Another strategy is business card-sized information given to crews when they sign on for work.
“There’s no discussion, no judgement, no stigma,” Freeman explains. “They can put it away or they can use it if they want to.”
Setting up
Freeman comes from four generations in the live business, starting in 1905.
He started working the door at his father’s venues 50 years ago, and went overseas to be part of the Rolling Stones and Prince teams, among others, and was Big Day Out’s production manager for 20 years.
Now his two sons work in the sector too. Freeman is one of the founders of CrewCare, along with Sharyn Moran and Tony Moran.
Sharyn worked at The Paul Dainty Corporation and Richard East Productions in roles covering tour promotion, computer networks, artist manager and music publishing
One-time photographer and graphic designer Tony handled A&R and publishing for Richard East Productions, Bright Spark Music, Image Music and Fable.
Tony says, “Many of our top industry professionals, from all areas of the music business, are now working together to establish this.

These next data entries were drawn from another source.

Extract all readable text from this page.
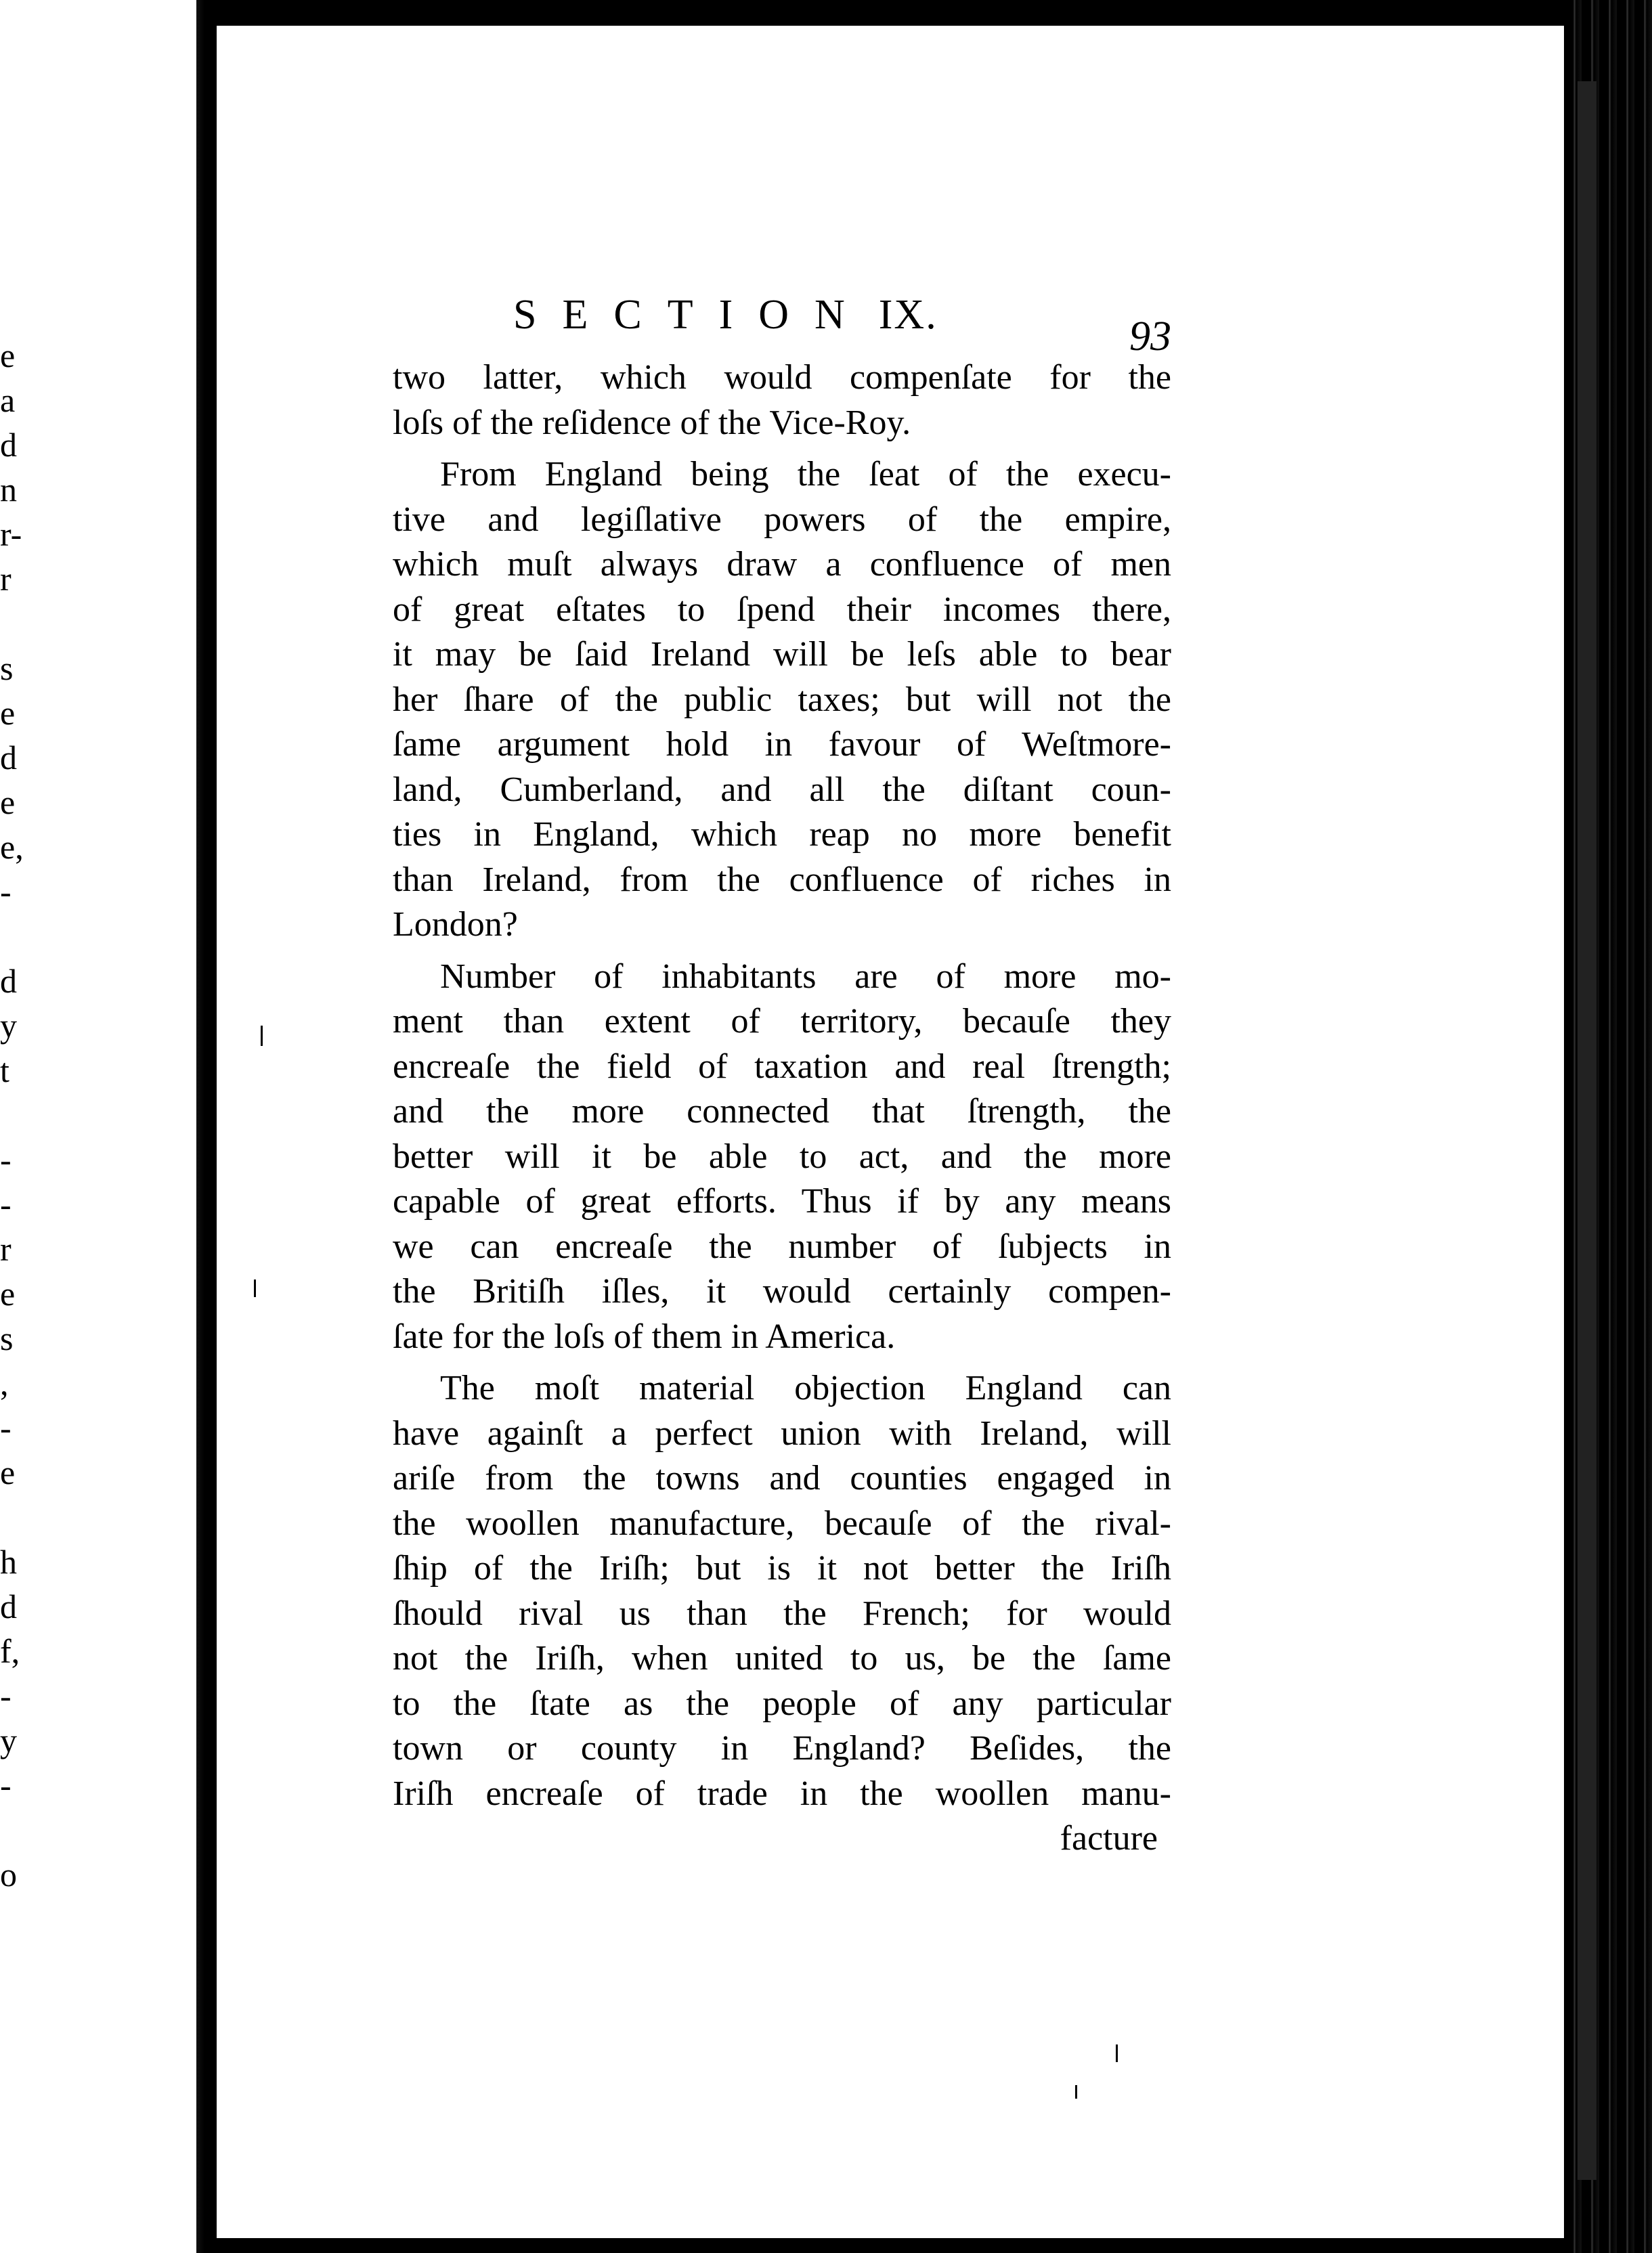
e
a
d
n
r-
r
s
e
d
e
e,
-
d
y
t
-
-
r
e
s
,
-
e
h
d
f,
-
y
-
o
SECTION IX.	93
two latter, which would compenſate for the
loſs of the reſidence of the Vice-Roy.
From England being the ſeat of the execu-
tive and legiſlative powers of the empire,
which muſt always draw a confluence of men
of great eſtates to ſpend their incomes there,
it may be ſaid Ireland will be leſs able to bear
her ſhare of the public taxes; but will not the
ſame argument hold in favour of Weſtmore-
land, Cumberland, and all the diſtant coun-
ties in England, which reap no more benefit
than Ireland, from the confluence of riches in
London?
Number of inhabitants are of more mo-
ment than extent of territory, becauſe they
encreaſe the field of taxation and real ſtrength;
and the more connected that ſtrength, the
better will it be able to act, and the more
capable of great efforts. Thus if by any means
we can encreaſe the number of ſubjects in
the Britiſh iſles, it would certainly compen-
ſate for the loſs of them in America.
The moſt material objection England can
have againſt a perfect union with Ireland, will
ariſe from the towns and counties engaged in
the woollen manufacture, becauſe of the rival-
ſhip of the Iriſh; but is it not better the Iriſh
ſhould rival us than the French; for would
not the Iriſh, when united to us, be the ſame
to the ſtate as the people of any particular
town or county in England? Beſides, the
Iriſh encreaſe of trade in the woollen manu-
facture
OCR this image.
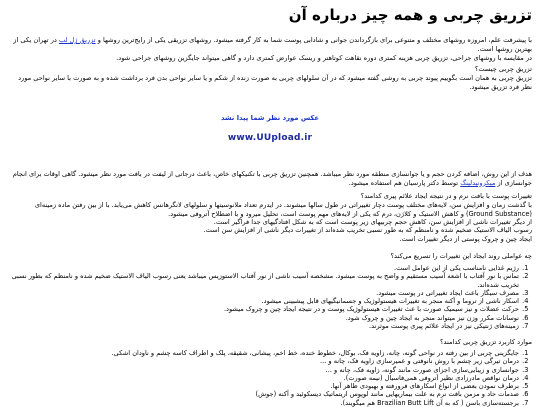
تزریق چربی و همه چیز درباره آن

با پیشرفت علم، امروزه روشهای مختلف و متنوعی برای بازگرداندن جوانی و شادابی پوست شما به کار گرفته میشود. روشهای تزریقی یکی از رایج‌ترین روشها و تزریق ژل لب در تهران یکی از بهترین روشها است.

در مقایسه با روشهای جراحی، تزریق چربی هزینه کمتری دوره نقاهت کوتاهتر و ریسک عوارض کمتری دارد و گاهی میتواند جایگزین روشهای جراحی شود.

تزریق چربی چیست؟

تزریق چربی به همان است بگوییم پیوند چربی به روشی گفته میشود که در آن سلولهای چربی به صورت زنده از شکم و یا سایر نواحی بدن فرد برداشت شده و به صورت با سایر نواحی مورد نظر فرد تزریق میشود.

عکس مورد نظر شما پیدا نشد
www.UUpload.ir

هدف از این روش، اضافه کردن حجم و یا جوانسازی منطقه مورد نظر میباشد. همچنین تزریق چربی با تکنیکهای خاص، باعث درجاتی از لیفت در بافت مورد نظر میشود. گاهی اوقات برای انجام جوانسازی از میکرونیدلینگ توسط دکتر پارسیان هم استفاده میشود.

تغییرات پوست با بافت نرم و در نتیجه ایجاد علائم پیری کدامند؟

با گذشت زمان و افزایش سن، لایه‌های مختلف پوست دچار تغییراتی در طول سالها میشوند. در ایدرم تعداد ملانوسیتها و سلولهای لانگرهانس کاهش می‌یابد. با از بین رفتن ماده زمینه‌ای (Ground Substance) و کاهش الاستیک و کلاژن، درم که یکی از لایه‌های مهم پوست است، تحلیل میرود و با اضطلاح آتروفی میشود.

از دیگر تغییرات ناشی از افزایش سن، کاهش حجم چربیهای زیر پوست است که به شکل افتادگیهای جدا فراگیر است.

رسوب الیاف الاستیک ضخیم شده و نامنظم که به طور نسبی تخریب شده‌اند از تغییرات دیگر ناشی از افزایش سن است.

ایجاد چین و چروک پوستی از دیگر تغییرات است.

چه عواملی روند ایجاد این تغییرات را تسریع می‌کند؟

1. رژیم غذایی نامناسب یکی از این عوامل است.
2. تماس با نور آفتاب با اشعه آسیب مستقیم و واضح به پوست میشود. مشخصه آسیب ناشی از نور آفتاب الاستوزیس میباشد یعنی رسوب الیاف الاستیک ضخیم شده و نامنظم که بطور نسبی تخریب شده‌اند.
3. مصرف سیگار باعث ایجاد تغییراتی در پوست میشود.
4. اسکار ناشی از تروما و آکنه منجر به تغییرات هیستولوژیک و جسمانیگیهای قابل پیشبینی میشود.
5. حرکت عضلات و نیز سیمیک صورت با عث تغییرات هیستولوژیک پوست و در نتیجه ایجاد چین و چروک میشود.
6. نوسانات مکرر وزن نیز میتواند منجر به ایجاد چین و چروک شود.
7. زمینه‌های ژنتیکی نیز در ایجاد علائم پیری پوست موثرند.

موارد کاربرد تزریق چربی کدامند؟

1. جایگزینی چربی از بین رفته در نواحی گونه، چانه، زاویه فک، بوکال، خطوط خنده، خط اخم، پیشانی، شقیقه، پلک و اطراف کاسه چشم و ناودان اشکی.
2. درمان تیرگی زیر چشم با روش نانوفتی و عمیرسازی زاویه فک، چانه و ...
3. جوانسازی و زیبایی‌سازی اجزای صورت مانند گونه، زاویه فک، چانه و ...
4. درمان نواقص مادرزادی نظیر آتروفی همی‌فاسیال (نیمه صورت).
5. برطرف نمودن بعضی از انواع اسکارهای فرورفته و بهبودی ظاهر آنها.
6. صدمات حاد و مزمن بافت نرم به علت بیماریهایی مانند لوپوس اریتماتیک دیسکوئید و آکنه (جوش)
7. برجسته‌سازی باسن ( که به آن Brazilian Butt Lift هم میگویند).
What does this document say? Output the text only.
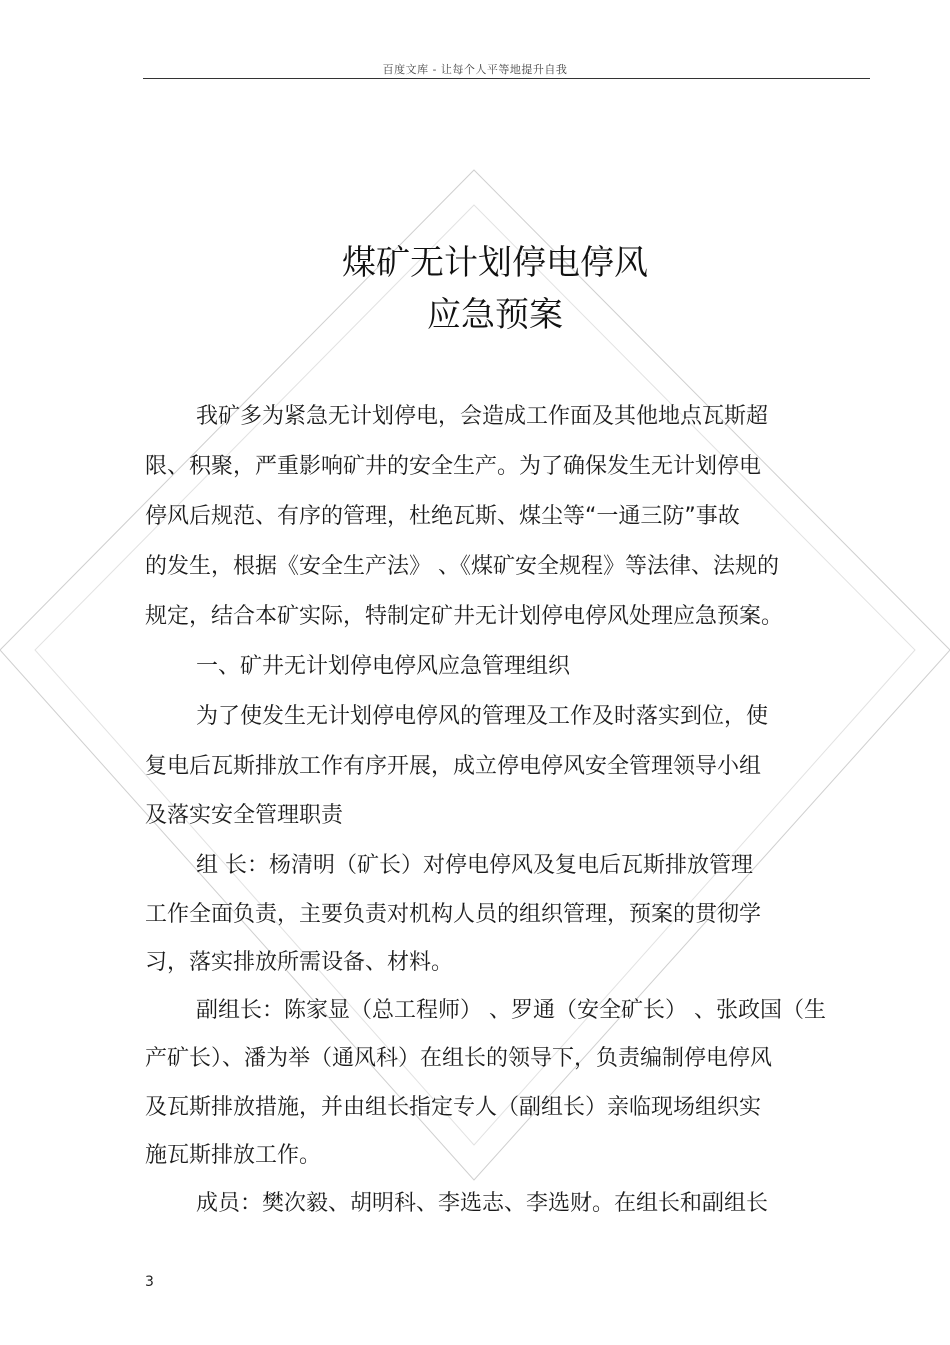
百度文库 - 让每个人平等地提升自我
煤矿无计划停电停风
应急预案
我矿多为紧急无计划停电，会造成工作面及其他地点瓦斯超
限、积聚，严重影响矿井的安全生产。为了确保发生无计划停电
停风后规范、有序的管理，杜绝瓦斯、煤尘等“一通三防”事故
的发生，根据《安全生产法》 、《煤矿安全规程》等法律、法规的
规定，结合本矿实际，特制定矿井无计划停电停风处理应急预案。
一、矿井无计划停电停风应急管理组织
为了使发生无计划停电停风的管理及工作及时落实到位，使
复电后瓦斯排放工作有序开展，成立停电停风安全管理领导小组
及落实安全管理职责
组 长：杨清明（矿长）对停电停风及复电后瓦斯排放管理
工作全面负责，主要负责对机构人员的组织管理，预案的贯彻学
习，落实排放所需设备、材料。
副组长：陈家显（总工程师） 、罗通（安全矿长） 、张政国（生
产矿长）、潘为举（通风科）在组长的领导下，负责编制停电停风
及瓦斯排放措施，并由组长指定专人（副组长）亲临现场组织实
施瓦斯排放工作。
成员：樊次毅、胡明科、李选志、李选财。在组长和副组长
3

“Agents, promoters, publicists, venues, labels, managers, artists … the list goes on, all freely giving their time (and money), working alongside the best crew in the country… the best in the world!”
The founding directors of CrewCare include Haydn Johnston of outdoor events firm Architects of Entertainment, Peter Darwin of Adelaide’s Flashpoint Events who set up the first SA music awards, and Julius Grafton who ran audio and lighting companies and now pro-audio CX Magazine.
There’s Chris ‘CR’ Rogers of Melbourne’s Palais Theatre, Mark ‘Trogg’ Svendsen of Pro Stage Victoria and Gig Power and Camille Symmons who heads Concert & Corporate Productions.
Phil Graham from the University of the Sunshine Coast is helping CrewCare apply for funding to establish research into crew welfare in the live creative industries.
Sebastian Chase, head of MGM Distribution, helped set up a record label, Patchwork Productions, through which to raise funds with sales of live recordings by sound engineers.
A call has gone out for more engineers to provide personal recordings. They will handle legal and copyright processes.
CrewCare organised this year’s inaugural Roady4Roadies events which raised over $62,000 for the Support Act ‘Roadies fund’ and will expand in 2020 to more cities.
More fundraising initiatives are in the pipeline.
Crews and supporters are encouraged to join CrewCare.